Research on the effect of thermal runaway gas components and explosion limits of lithium-ion batteries under different charge states

•Provide data support for the initial energy of the domino effect of the thermal runaway of multi-cell lithium-ion batteries.•Study the relationship between the explosion limit of pyrolysis gas and battery SOC.•Provide suggestions for lithium-ion batteries storage power. The combustion and explosion of thermal runaway gases from lithium-ion batteries may accelerate the propagation of thermal runaway from lithium-ion batteries and pose a serious threat to surrounding people and property. Therefore, the research of thermal runaway gas composition and explosion limits of lithium-ion batteries is of great significance for the prevention and control of thermal runaway of lithium-ion batteries.

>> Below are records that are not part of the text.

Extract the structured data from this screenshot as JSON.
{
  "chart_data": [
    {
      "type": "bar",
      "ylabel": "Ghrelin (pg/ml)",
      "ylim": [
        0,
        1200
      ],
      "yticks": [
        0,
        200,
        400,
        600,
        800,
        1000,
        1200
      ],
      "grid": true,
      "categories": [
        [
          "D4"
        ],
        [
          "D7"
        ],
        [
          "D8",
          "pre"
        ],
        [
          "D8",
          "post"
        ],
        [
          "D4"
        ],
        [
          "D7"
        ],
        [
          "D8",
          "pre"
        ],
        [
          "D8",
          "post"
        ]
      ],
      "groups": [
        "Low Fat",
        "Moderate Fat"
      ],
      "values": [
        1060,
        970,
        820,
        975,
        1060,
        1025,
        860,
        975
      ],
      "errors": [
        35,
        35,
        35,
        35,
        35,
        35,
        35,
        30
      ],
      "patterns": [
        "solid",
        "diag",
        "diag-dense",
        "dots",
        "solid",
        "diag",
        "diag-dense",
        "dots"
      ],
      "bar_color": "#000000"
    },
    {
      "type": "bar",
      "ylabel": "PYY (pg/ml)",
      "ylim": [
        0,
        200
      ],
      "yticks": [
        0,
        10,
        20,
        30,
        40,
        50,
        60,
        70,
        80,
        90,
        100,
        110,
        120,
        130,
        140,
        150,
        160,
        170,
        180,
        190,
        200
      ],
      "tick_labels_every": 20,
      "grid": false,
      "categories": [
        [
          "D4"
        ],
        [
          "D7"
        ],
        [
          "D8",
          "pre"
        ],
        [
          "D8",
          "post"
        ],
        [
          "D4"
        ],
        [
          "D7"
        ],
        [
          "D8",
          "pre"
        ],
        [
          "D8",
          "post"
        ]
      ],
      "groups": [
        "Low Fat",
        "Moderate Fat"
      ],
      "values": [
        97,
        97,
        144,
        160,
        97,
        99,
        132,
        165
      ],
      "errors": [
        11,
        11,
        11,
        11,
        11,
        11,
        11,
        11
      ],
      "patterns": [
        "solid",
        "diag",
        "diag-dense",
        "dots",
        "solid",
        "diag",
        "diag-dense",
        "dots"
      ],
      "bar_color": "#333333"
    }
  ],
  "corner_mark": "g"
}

In this paper, we use experiments combined with empirical formulas to investigate the composition of gases generated by the thermal runaway and the explosion limit of 18,650 lithium-ion batteries. The analysis of the thermal runaway gas components of lithium-ion batteries by using gas chromatography-mass spectrometry (GC-MS) shows that as the SOC increases, the number of thermal runaway gases increases. With the increase of SOC, the change of lower explosion limit (LEL) shows the same trend as that in alkanes content, which increases and then decreases; while the change of upper explosion limit (UEL) shows the same trend as that in unsaturated hydrocarbons content, which decreases and then increases. In addition, 50% SOC battery shows the lowest exhausted gas combustion explosion danger.